# PigMania Lima, Lima, OH - May 29 - 30, 2015



## dan2446 (Nov 19, 2014)

Community Computer Alliance is proud to announce our First Annual series of KCBS sanctioned PigMania Barbecue Contests.

This contest is brought to you by organizers who have both competed in and judged KCBS contests around the country.

5000.00 in cash prizes
www.pigmaniabbq.com

Event Details for Teams:
. Free Friday Dinner
. Free Saturday Breakfast
. Electric easily accessible
. Water easily accessible
. Close to shopping

We are hopeful that our years on the BBQ circuit will help us make this a great contest for everyone involved!


All procedes benefit:
Community Computer Alliance (CCA) is a 501(c) 3 nonprofit organization that empowers individuals, improves our communities, and aids in conserving our world – one computer at a time.

CCA provides individual workforce development training for individuals with Autism and other developmental disabilities with partner organizations, including Embracing Autism and Food for Good Thought.
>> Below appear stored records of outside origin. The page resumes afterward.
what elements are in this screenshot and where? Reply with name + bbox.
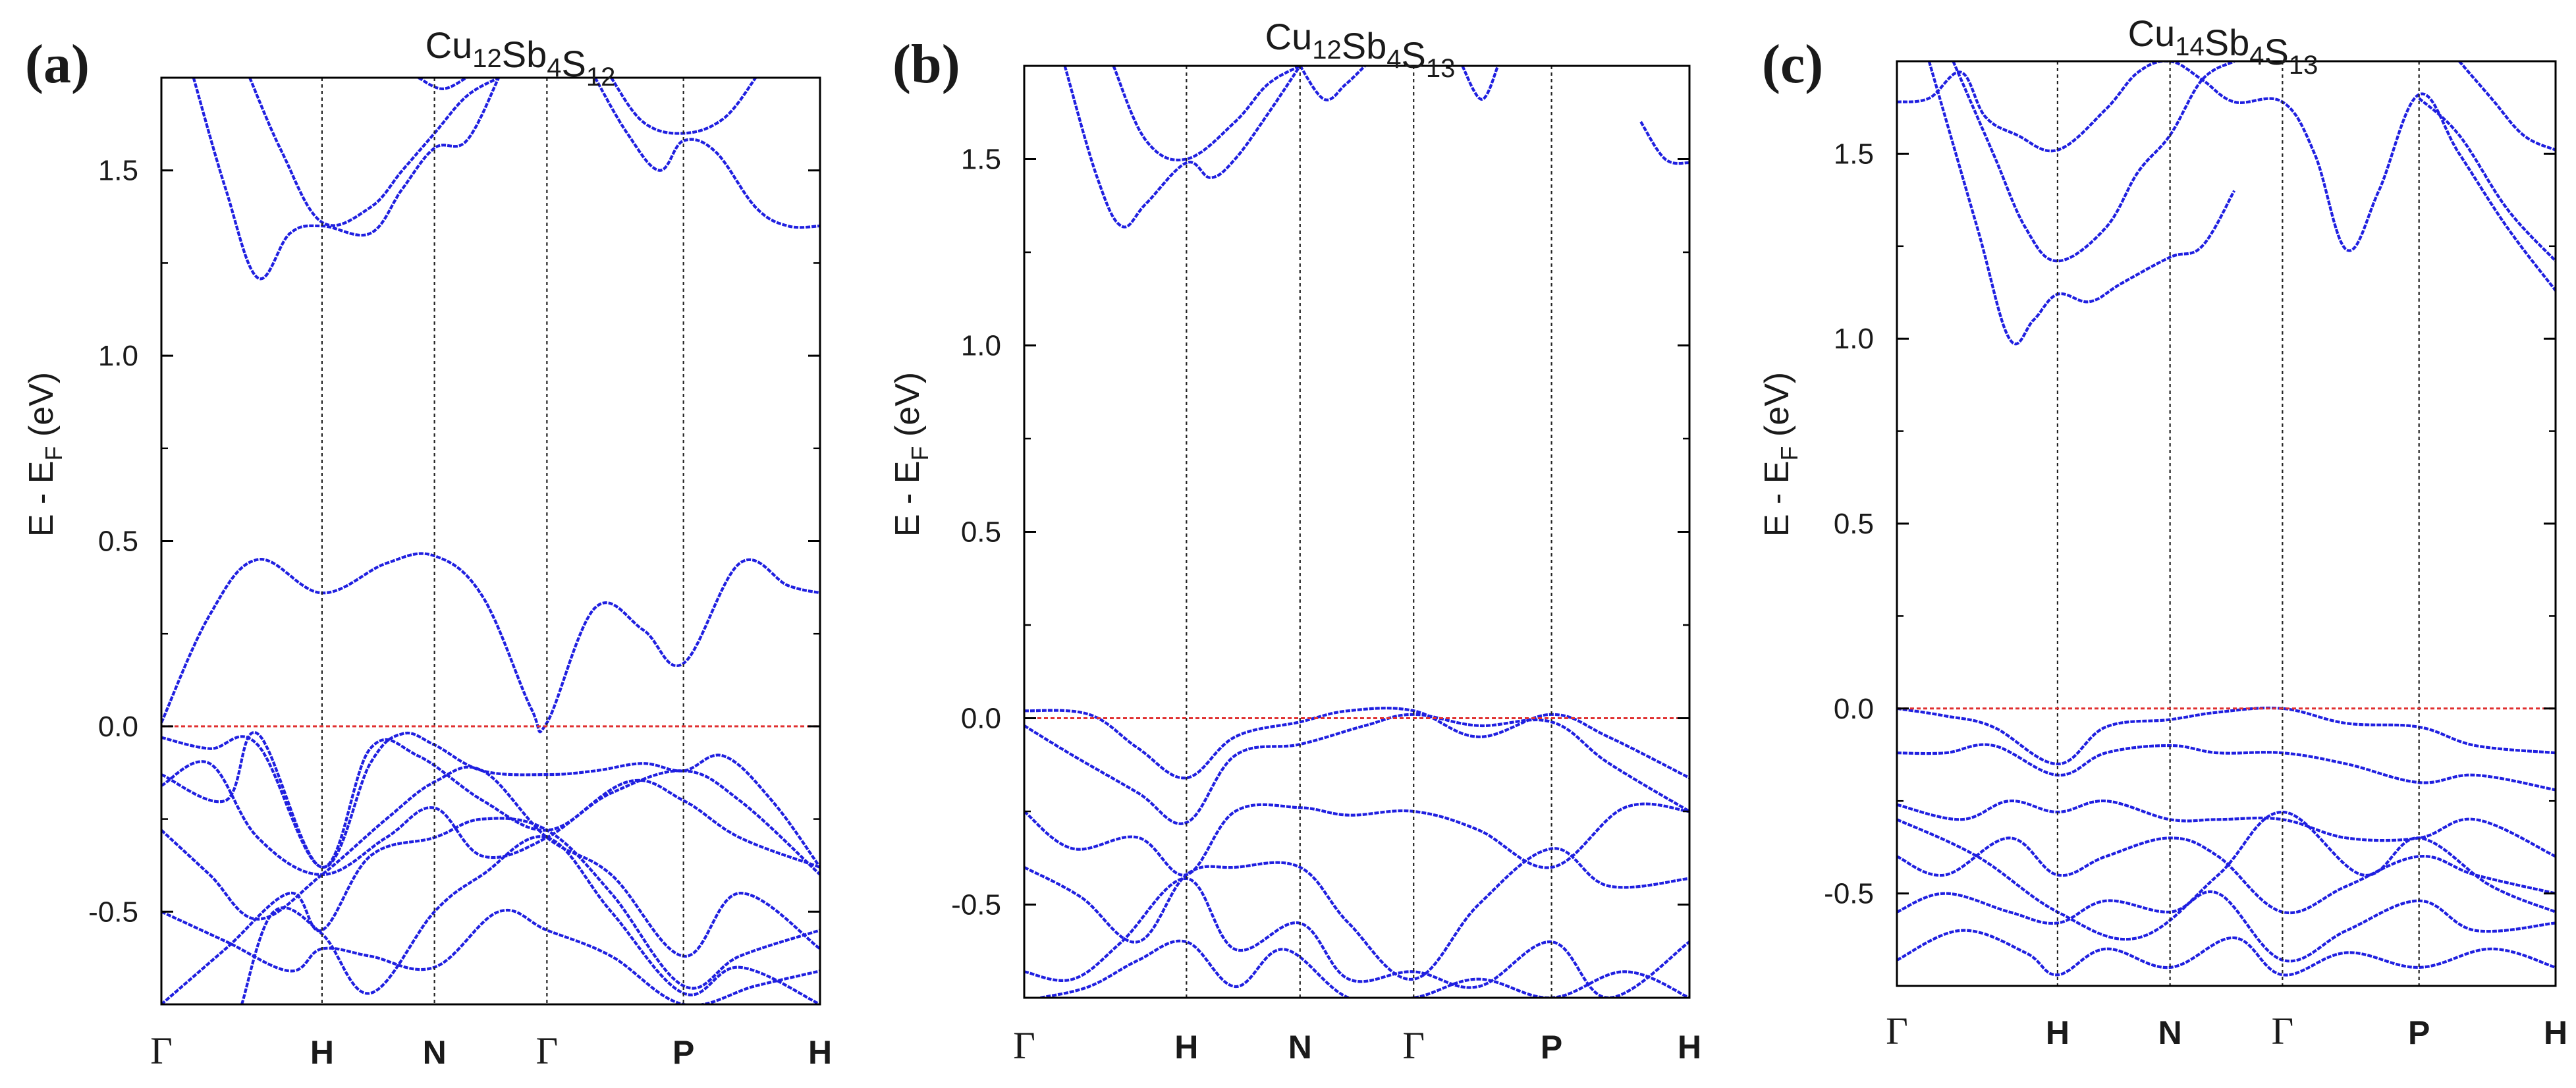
band-line-vb5 <box>1024 877 1689 998</box>
band-line-cb5 <box>593 78 820 229</box>
kpoint-label: H <box>310 1034 334 1071</box>
kpoint-label: Γ <box>1886 1010 1908 1052</box>
ytick-label: 1.5 <box>1834 138 1874 170</box>
panel-label: (b) <box>892 34 960 95</box>
kpoint-label: Γ <box>1013 1024 1035 1067</box>
kpoint-label: H <box>808 1034 832 1071</box>
band-line-vb2 <box>1024 713 1689 825</box>
band-line-cb1 <box>161 552 820 734</box>
ytick-label: 0.5 <box>98 526 138 558</box>
band-line-cb2 <box>192 78 501 281</box>
kpoint-label: H <box>1174 1029 1198 1066</box>
band-line-vb5 <box>1897 890 2556 963</box>
ytick-label: 1.0 <box>98 340 138 372</box>
band-line-vb4 <box>161 817 820 1004</box>
panel-label: (c) <box>1762 34 1823 95</box>
band-line-vb4 <box>1897 836 2556 915</box>
y-axis-label: E - EF (eV) <box>889 372 933 537</box>
panel-a: -0.5 0.0 0.5 1.0 1.5 Γ H N Γ P H (a) Cu12Sb4S12 E - E… <box>22 24 832 1072</box>
band-line-vb3 <box>161 765 820 958</box>
kpoint-label: N <box>423 1034 447 1071</box>
ytick-label: 1.5 <box>98 155 138 187</box>
panel-title: Cu12Sb4S13 <box>1265 16 1456 83</box>
band-line-vb1 <box>1897 706 2556 766</box>
ytick-label: 0.0 <box>961 703 1001 735</box>
panel-title: Cu12Sb4S12 <box>425 24 616 92</box>
bands <box>1024 66 1689 998</box>
band-line-cb3 <box>248 78 500 227</box>
band-line-vb7 <box>1897 810 2556 941</box>
y-axis-label: E - EF (eV) <box>22 372 67 537</box>
plot-frame <box>1896 60 2557 987</box>
y-axis-label: E - EF (eV) <box>1758 372 1803 537</box>
band-line-cb3 <box>1299 66 1366 101</box>
band-line-cb5 <box>2458 61 2556 151</box>
kpoint-label: P <box>1541 1029 1562 1066</box>
ytick-label: 0.5 <box>1834 508 1874 540</box>
ytick-label: 0.0 <box>98 711 138 743</box>
band-line-cb4 <box>1461 66 1500 101</box>
ytick-label: 1.0 <box>1834 323 1874 355</box>
ytick-label: 1.5 <box>961 144 1001 176</box>
band-line-vb6 <box>1897 929 2556 977</box>
plot-frame <box>160 76 821 1006</box>
band-line-vb6 <box>161 760 820 877</box>
panel-c: -0.5 0.0 0.5 1.0 1.5 Γ H N Γ P H (c) Cu14Sb4S13 E - E… <box>1758 13 2567 1052</box>
bands <box>1897 61 2556 977</box>
ytick-label: 0.0 <box>1834 693 1874 725</box>
ytick-label: -0.5 <box>951 889 1001 921</box>
band-line-cb5 <box>1639 121 1689 165</box>
ytick-label: -0.5 <box>1824 878 1874 910</box>
band-line-vb2 <box>1897 743 2556 792</box>
band-line-cb1 <box>1063 66 1302 229</box>
band-line-cb2 <box>1952 61 2235 263</box>
band-line-cb4 <box>418 78 468 90</box>
band-line-vb1 <box>161 731 820 869</box>
band-line-cb2 <box>1112 66 1301 162</box>
kpoint-label: Γ <box>536 1029 559 1072</box>
band-line-vb3 <box>1897 800 2556 858</box>
kpoint-label: Γ <box>2272 1010 2294 1052</box>
band-line-vb2 <box>161 731 820 876</box>
band-line-vb6 <box>1040 939 1689 998</box>
kpoint-label: P <box>2408 1014 2430 1051</box>
band-line-cb3 <box>1897 61 2556 292</box>
kpoint-label: H <box>2544 1014 2567 1051</box>
ytick-label: -0.5 <box>88 896 138 928</box>
band-line-vb4 <box>1024 847 1689 981</box>
kpoint-label: N <box>1288 1029 1312 1066</box>
plot-frame <box>1023 65 1691 999</box>
kpoint-label: P <box>672 1034 694 1071</box>
kpoint-label: Γ <box>1402 1024 1425 1067</box>
kpoint-label: H <box>1678 1029 1701 1066</box>
kpoint-label: Γ <box>150 1029 173 1072</box>
panel-title: Cu14Sb4S13 <box>2128 13 2318 80</box>
band-line-vb3 <box>1024 802 1689 877</box>
band-line-vb7 <box>161 909 820 1004</box>
band-line-cb4 <box>2418 97 2556 262</box>
panel-label: (a) <box>25 34 90 95</box>
band-line-vb1 <box>1024 707 1689 780</box>
band-line-vb5 <box>240 835 820 1004</box>
panel-b: -0.5 0.0 0.5 1.0 1.5 Γ H N Γ P H (b) Cu12Sb4S13 E - E… <box>889 16 1701 1067</box>
kpoint-label: N <box>2158 1014 2182 1051</box>
ytick-label: 0.5 <box>961 516 1001 549</box>
ytick-label: 1.0 <box>961 330 1001 362</box>
bands <box>161 78 820 1004</box>
kpoint-label: H <box>2046 1014 2069 1051</box>
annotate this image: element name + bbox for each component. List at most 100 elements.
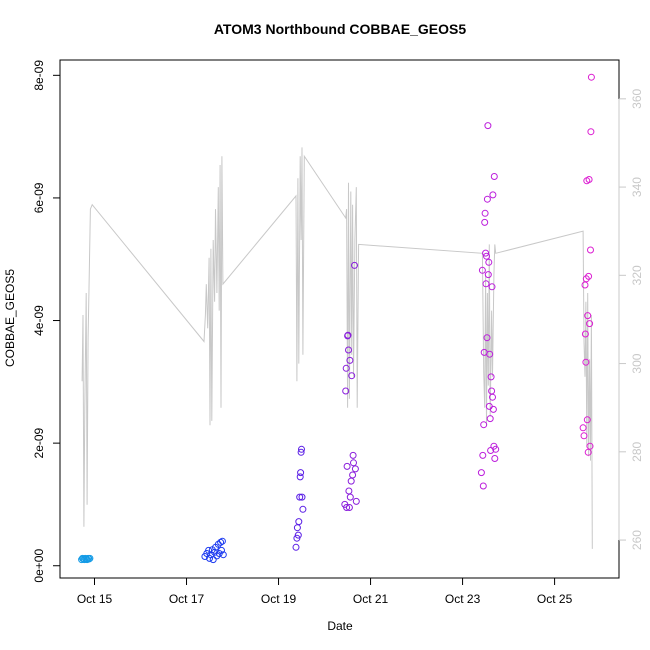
y2-tick-label: 320 [630,265,644,285]
data-point [483,334,491,342]
data-point [489,191,497,199]
data-point [351,261,358,269]
data-point [348,372,356,380]
data-point [349,471,357,479]
data-point [298,493,306,501]
data-point [490,173,498,180]
data-point [482,280,490,288]
data-point [487,447,495,454]
data-point [295,518,303,526]
data-point [483,195,491,203]
data-point [347,477,355,485]
data-point [350,459,357,467]
y-tick-label: 8e-09 [32,60,46,91]
data-point [585,176,593,183]
data-point [343,504,351,511]
data-point [488,387,496,395]
data-point [489,405,497,413]
data-point [351,465,359,473]
data-point [297,448,305,456]
secondary-series-line [81,147,593,549]
data-point [346,356,354,364]
data-point [352,497,360,505]
data-point [583,416,591,424]
x-tick-label: Oct 23 [445,592,481,606]
y2-tick-label: 260 [630,530,644,550]
data-point [587,73,595,81]
data-point [587,128,595,136]
y-tick-label: 4e-09 [32,305,46,336]
data-point [492,445,500,453]
y-tick-label: 2e-09 [32,427,46,458]
data-point [584,312,592,320]
data-point [297,469,305,477]
data-point [213,552,221,560]
y-axis-label: COBBAE_GEOS5 [3,269,17,367]
y-tick-label: 0e+00 [32,549,46,583]
data-point [296,473,304,481]
data-point [585,272,593,280]
data-point [485,402,493,410]
data-point [477,469,485,477]
data-point [484,122,492,130]
secondary-y-axis: 260 280 300 320 340 360 [618,88,644,550]
data-point [487,373,495,381]
data-point [209,556,217,564]
data-point [486,415,494,423]
x-tick-label: Oct 21 [353,592,389,606]
chart-title: ATOM3 Northbound COBBAE_GEOS5 [214,21,466,37]
data-point [217,538,225,546]
data-point [489,393,496,401]
x-tick-label: Oct 15 [77,592,113,606]
data-point [586,442,594,450]
data-point [344,331,352,339]
y2-tick-label: 360 [630,88,644,108]
data-point [484,271,492,279]
data-point [579,424,587,432]
data-point [478,266,486,274]
data-point [345,487,353,495]
scatter-points [78,73,595,564]
data-point [296,493,304,501]
data-point [482,249,490,257]
data-point [218,537,226,545]
data-point [483,252,490,260]
data-point [587,246,594,254]
data-point [479,451,487,459]
data-point [294,531,302,539]
data-point [582,358,590,366]
x-axis: Oct 15 Oct 17 Oct 19 Oct 21 Oct 23 Oct 25 [77,577,573,606]
data-point [586,320,594,328]
data-point [211,548,219,556]
x-tick-label: Oct 25 [537,592,573,606]
data-point [342,364,350,372]
data-point [488,283,496,291]
y-axis: 0e+00 2e-09 4e-09 6e-09 8e-09 [32,60,61,583]
data-point [342,387,350,395]
data-point [480,421,488,429]
data-point [584,448,592,456]
x-axis-label: Date [327,619,353,633]
data-point [491,455,499,462]
data-point [345,346,352,354]
data-point [581,281,589,289]
data-point [580,432,588,440]
data-point [298,445,305,453]
data-point [479,482,487,490]
data-point [299,505,307,513]
data-point [349,451,357,459]
data-point [582,275,590,283]
data-point [86,554,94,562]
x-tick-label: Oct 17 [169,592,205,606]
data-point [345,504,353,511]
plot-area [59,59,620,579]
data-point [486,350,494,358]
data-point [206,554,213,562]
data-point [481,218,489,226]
x-tick-label: Oct 19 [261,592,297,606]
data-point [218,546,225,554]
data-point [581,330,589,338]
plot-border [59,59,620,579]
y2-tick-label: 300 [630,353,644,373]
data-point [292,543,300,551]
CCA’s job skills training program is directly fueled by our licensed and bonded electronic recycling services, providing the highest asset management standards to our generous corporate and individual donors.

CCA regularly donates refurbished electronics to nonprofit organizations in our communities to, in turn, help fulfill their missions.

For more information on Community Computer Alliance please goto www.ccompa.org


----------



## dan2446 (Nov 21, 2014)

Cook Teams:

So far out of 22 judges we have more than 80% Master Certified Judges.
Our judges combined have judged more than 1200 KCBS certified contests

That's a whole lot of experience to give you the best possible outcomes for the hard work you put into preparing your entries.
Sign up early for discounts!
www.pigmaniabbq.com


----------



## ryno21 (May 5, 2015)

Anyone going to this?  I think I will check it out.


----------